New Look 6227 (aka Extravagance)

But this is the real reason I have to go to the Garment District. When visiting my mom in Ithaca, I (of course) went to Joann (again) and picked up some (more) new patterns (I’ll post them later). This is one of them:

New Look 6227. Everyone needs a cape, right?

I think I’m still a long way away from being able to make a jacket or coat. Heck, I haven’t even gotten to sleeves yet. But I think I could manage a cape. I want something eye-catching, so I was hoping to find some nice, deep green coating. I browsed, and I found what I wanted at Paron.

Unfortunately, “what I wanted” cost a gut-wrenching $33/yard, and the pattern requires three yards plus a lining fabric!

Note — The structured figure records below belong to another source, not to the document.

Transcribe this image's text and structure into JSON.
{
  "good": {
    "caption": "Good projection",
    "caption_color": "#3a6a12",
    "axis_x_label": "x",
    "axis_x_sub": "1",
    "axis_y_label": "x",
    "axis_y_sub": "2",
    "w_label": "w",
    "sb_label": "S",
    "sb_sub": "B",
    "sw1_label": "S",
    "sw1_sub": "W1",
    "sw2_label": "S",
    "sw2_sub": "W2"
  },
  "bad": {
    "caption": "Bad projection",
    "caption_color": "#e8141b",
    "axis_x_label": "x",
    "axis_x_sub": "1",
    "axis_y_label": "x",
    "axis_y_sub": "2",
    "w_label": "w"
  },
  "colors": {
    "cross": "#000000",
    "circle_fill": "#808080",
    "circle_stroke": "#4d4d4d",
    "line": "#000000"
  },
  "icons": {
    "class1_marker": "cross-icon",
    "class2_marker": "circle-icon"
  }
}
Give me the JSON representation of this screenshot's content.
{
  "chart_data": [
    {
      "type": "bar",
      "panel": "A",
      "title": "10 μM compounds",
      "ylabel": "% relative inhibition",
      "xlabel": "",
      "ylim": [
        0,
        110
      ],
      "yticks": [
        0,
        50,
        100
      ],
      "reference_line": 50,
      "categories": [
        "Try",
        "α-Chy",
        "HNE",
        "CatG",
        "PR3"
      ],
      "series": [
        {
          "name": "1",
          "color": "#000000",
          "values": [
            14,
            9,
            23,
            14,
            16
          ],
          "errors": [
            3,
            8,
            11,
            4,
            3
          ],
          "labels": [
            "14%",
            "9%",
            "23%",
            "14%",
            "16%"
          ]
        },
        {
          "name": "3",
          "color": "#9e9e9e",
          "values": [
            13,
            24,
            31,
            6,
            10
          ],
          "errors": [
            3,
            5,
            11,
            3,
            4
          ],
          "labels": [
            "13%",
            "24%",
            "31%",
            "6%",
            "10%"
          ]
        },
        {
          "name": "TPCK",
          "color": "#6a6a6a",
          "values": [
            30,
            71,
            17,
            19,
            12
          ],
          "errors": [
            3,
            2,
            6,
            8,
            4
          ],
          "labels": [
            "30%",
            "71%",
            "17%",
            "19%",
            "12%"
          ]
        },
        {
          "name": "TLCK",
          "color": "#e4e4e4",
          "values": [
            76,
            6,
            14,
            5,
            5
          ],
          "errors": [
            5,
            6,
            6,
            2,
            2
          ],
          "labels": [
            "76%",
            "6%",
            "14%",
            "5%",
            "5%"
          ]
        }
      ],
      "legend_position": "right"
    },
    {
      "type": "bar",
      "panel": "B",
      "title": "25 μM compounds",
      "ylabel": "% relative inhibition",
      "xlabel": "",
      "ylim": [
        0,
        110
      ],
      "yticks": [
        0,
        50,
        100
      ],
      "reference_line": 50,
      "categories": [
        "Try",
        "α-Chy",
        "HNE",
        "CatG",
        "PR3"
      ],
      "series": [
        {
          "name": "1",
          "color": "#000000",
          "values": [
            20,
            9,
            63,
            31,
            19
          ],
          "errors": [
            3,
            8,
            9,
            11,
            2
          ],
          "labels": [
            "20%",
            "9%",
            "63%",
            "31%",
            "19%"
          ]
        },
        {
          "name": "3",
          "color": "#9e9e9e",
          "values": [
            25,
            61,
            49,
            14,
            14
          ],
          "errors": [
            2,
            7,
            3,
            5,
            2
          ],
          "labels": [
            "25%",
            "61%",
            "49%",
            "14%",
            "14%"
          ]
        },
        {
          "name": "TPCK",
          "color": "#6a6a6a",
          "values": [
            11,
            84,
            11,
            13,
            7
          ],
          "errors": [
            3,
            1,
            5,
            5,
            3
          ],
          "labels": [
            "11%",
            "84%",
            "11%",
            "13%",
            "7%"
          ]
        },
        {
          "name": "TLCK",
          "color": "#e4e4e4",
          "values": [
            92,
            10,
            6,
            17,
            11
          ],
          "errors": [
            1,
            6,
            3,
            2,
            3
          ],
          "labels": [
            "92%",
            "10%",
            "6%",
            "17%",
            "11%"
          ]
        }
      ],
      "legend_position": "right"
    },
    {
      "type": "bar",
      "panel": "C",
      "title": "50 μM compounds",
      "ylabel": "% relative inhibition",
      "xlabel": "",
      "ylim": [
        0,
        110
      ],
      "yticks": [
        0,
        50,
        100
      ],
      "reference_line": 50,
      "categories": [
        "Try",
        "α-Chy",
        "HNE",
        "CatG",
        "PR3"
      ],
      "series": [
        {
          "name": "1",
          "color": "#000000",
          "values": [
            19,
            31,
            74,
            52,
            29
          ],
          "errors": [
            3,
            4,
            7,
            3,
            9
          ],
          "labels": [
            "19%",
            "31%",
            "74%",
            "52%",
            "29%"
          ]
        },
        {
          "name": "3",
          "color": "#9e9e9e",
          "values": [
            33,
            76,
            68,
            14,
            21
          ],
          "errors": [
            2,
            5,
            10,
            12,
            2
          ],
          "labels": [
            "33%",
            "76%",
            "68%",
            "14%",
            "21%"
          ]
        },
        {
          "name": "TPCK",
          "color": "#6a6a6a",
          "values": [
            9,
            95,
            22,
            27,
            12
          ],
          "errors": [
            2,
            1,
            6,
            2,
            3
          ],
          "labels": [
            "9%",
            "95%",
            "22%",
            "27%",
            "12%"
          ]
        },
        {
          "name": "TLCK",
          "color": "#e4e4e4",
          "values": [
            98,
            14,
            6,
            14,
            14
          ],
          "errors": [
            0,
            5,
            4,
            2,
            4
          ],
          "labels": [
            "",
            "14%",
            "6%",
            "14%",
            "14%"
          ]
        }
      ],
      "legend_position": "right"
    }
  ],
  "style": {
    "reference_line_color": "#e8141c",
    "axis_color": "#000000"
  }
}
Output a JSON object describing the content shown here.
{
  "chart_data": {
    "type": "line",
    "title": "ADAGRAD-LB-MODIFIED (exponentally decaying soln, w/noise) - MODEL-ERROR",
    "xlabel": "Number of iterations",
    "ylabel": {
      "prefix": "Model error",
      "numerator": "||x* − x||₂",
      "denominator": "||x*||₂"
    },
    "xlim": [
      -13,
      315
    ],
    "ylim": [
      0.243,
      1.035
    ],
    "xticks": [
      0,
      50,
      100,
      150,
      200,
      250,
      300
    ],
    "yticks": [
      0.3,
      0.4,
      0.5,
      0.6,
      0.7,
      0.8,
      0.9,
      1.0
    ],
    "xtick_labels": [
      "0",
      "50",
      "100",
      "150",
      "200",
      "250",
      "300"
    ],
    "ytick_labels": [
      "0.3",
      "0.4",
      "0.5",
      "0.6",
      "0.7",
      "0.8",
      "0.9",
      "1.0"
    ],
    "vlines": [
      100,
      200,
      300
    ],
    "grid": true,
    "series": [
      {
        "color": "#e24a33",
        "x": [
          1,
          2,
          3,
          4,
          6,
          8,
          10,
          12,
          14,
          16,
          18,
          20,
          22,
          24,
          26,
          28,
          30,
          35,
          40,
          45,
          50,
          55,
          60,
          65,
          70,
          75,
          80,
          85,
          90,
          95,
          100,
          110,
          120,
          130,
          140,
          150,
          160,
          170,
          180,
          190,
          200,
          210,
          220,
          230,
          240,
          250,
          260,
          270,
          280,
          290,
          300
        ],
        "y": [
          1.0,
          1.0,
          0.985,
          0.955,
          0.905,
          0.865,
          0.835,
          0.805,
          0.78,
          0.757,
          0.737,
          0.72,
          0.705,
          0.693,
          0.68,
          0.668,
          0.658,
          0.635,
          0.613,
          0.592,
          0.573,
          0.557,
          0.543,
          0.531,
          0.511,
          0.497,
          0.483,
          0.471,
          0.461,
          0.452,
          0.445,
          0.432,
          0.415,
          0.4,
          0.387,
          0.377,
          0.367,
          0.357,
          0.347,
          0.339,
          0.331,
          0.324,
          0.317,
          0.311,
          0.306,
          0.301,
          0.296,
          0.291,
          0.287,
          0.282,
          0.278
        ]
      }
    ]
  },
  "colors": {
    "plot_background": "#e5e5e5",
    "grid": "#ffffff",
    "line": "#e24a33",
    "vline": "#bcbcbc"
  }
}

I came home sad and empty-handed, because there is no way I could justify spending $100+ on fabric for a cape that I could possibly mess up. At the same time, I am certain that this pattern is so simple in design that it is best to let the fabric “sing” for itself. All other options paled next to this coating option.

Fortunately, that’s not the end of the story. I thought to look online for coupons, and it just so happens that Paron is running a Groupon: $100 of fabric for $40. You better believe I bought that up fast. Now, I’m crossing my fingers and hoping that the deep green coating is still there, waiting for me. Three yards of it is all I need.


Oh yes, I knit, too. I’ve been stalled for a while on all three of my projects, though. About three weeks ago, I decided that I wanted to pick them up again–and discovered that (of course) I’d put each of them down for a reason. I was having trouble with them. One of the three, a comfy cardigan with cables in brown washable wool from Smiley’s, was fixable, though. I’ve made tons of progress on it while watching Bones marathons over the last couple weeks. I think it’s going to turn out OK, if a bit larger than I had intended. If not, this yarn is so nice to work with that I don’t think I’ll mind redoing the whole thing!

It feels good to be making progress. Again.